I suggest linking to "/" and letting DirectoryIndex internally rewrite that to the index.xyz files., then adding redirects if needed to get the old index.xyz URLs out of the search listings faster. However, I also suggest getting things working one step at a time, rather than making a bunch of changes all at once, as this unnecessarily complicates debugging.

Note that posting on this forum modifies the solid pipe character, changing them to broken "¦" pipes. You will need to change them back to solid pipes before using any code copied from this forum.

Jim

benmcntsh

2:47 am on Sep 2, 2008 (gmt 0)

10+ Year Member



Thank you for your excellent comments!

I started making the changes that you recommended and the website started behaving like I expected!

All I did was add on the 'L' to my first rewrite command and now:

  • https://www.example.com --> Shows index.html (GOOD)
  • http://www.example.com --> Redirects to [example.com...] and shows index.html (GOOD)
  • https://example.com --> Redirects to [example.com...] and shows index.html (GOOD)

And without the 'L':

  • https://www.example.com --> Shows index.html (GOOD)
  • http://www.example.com --> Redirects to [example.com...] (BAD)
  • https://example.com --> Redirects to [example.com...] (BAD)

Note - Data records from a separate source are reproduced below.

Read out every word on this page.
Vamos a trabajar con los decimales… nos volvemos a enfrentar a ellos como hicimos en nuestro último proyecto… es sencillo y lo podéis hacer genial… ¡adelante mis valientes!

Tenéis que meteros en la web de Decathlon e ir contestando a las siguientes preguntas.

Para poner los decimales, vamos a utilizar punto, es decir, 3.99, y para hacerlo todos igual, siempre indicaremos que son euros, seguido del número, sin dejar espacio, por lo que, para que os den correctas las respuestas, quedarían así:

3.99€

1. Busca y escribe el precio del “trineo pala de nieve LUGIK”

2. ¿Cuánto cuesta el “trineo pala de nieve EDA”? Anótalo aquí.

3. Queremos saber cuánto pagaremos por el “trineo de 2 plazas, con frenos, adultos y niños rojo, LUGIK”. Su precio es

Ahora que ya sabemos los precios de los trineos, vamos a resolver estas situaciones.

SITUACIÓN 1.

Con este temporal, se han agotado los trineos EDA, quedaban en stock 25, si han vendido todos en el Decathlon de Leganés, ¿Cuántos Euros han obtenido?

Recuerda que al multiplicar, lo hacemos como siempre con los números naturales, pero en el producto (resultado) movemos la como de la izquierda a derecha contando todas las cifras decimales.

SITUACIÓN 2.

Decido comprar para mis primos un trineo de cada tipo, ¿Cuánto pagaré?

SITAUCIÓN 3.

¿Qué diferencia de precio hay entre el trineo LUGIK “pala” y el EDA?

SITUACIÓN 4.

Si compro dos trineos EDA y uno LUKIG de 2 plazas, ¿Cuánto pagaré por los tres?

Do you have any insight as to why that happens?

Thanks again,
Ben

jdMorgan

4:19 pm on Sep 2, 2008 (gmt 0)

WebmasterWorld Senior Member 10+ Year Member



Without [L] as in your originally-posted code, the redirect in the first rule is deferred until the second and third rules run. This "exposes" your internal script path to the client, because the second rule's rewrite is applied, the third rule is executed (ending with [L]), and then the redirect occurs.

Always use the [L] flag unless you know of a specific reason you do not want to.